3. Barter systems

Early societies often relied on a barter system to enable goods and services to be traded. Indeed, the earliest forms of market were established to allow producers to exchange their products directly for other products. Evidence suggests that barter systems were widespread around 8,000 years ago. However, the evolution of acceptable mediums of exchange, such as salt, gold and silver gradually replaced trade by barter.

Money as a medium of exchange

The problem of exchange through bartering

Money occupies a central role in market economies because it acts as a medium of exchange. The advent of money replaced the need for exchange through barter and enabled producers and factor owners to specialise. For example, without money, a hairdresser would have to accept another good or service as direct payment for a haircut. However, if the hairdresser is paid in potatoes, it means that he or she must pay for the services of an assistant in potatoes, as well as pay his or her suppliers in potatoes. However, what if another client wants to pay in rice, and yet another in wheat? What is a haircut worth in terms of rice or wheat? Ex-change is most likely to occur when a single medium of exchange is accepted by everyone. Exchange through barter is very difficult, and barter economies tend to remain extremely undeveloped because direct trade is difficult.

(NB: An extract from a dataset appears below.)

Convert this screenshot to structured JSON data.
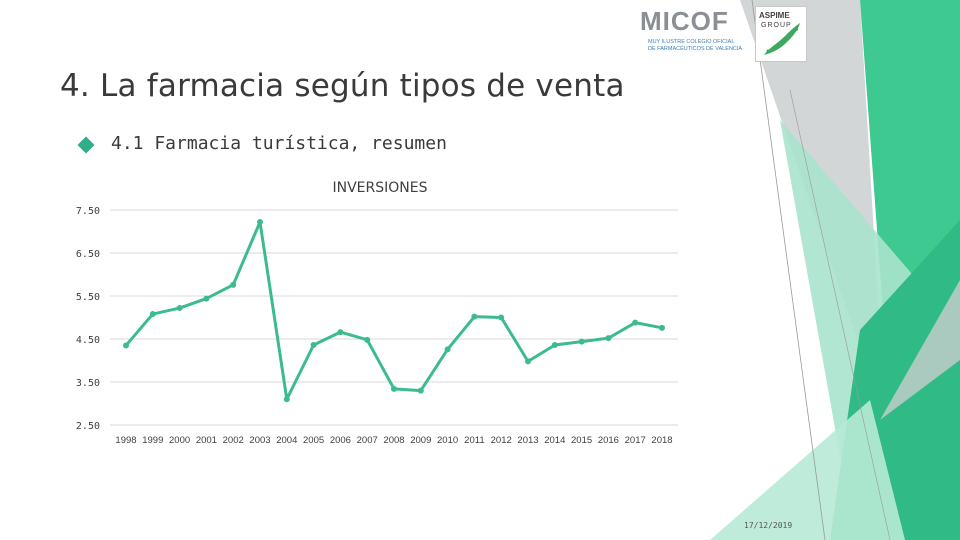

Money allows complex trade and exchange

Money is any asset that is generally accepted in the settlement of a debt incurred in an exchange. For an asset to be widely used as money, it must have certain properties, including that the asset is portable, divisible, durable and stable in value. Some assets fulfill the role of money much better than other ones. Potatoes, for example, would not make a good medium of exchange because they are not durable, nor do they have a stable value. Throughout history, gold and silver have frequently been used as money, given their divisibility into bars and coins.

The introduction of paper money by the Chinese in the 9th Century AD marked a significant development in the evolution of money, especially given the ease with which different denominations could be created, and the portability of paper money in comparison with gold or coinage. It is said that the Chinese invented paper money because there was a shortage of metal to make coins.

In more recent times the invention of cryptocurrencies, such as Bitcoin, and new online payment methods has created new opportunities to exchange. What is clear that the evolution of money as a medium of exchange, and as a store of wealth, had a considerable impact on the development of modern commerce, international trade, and global prosperity.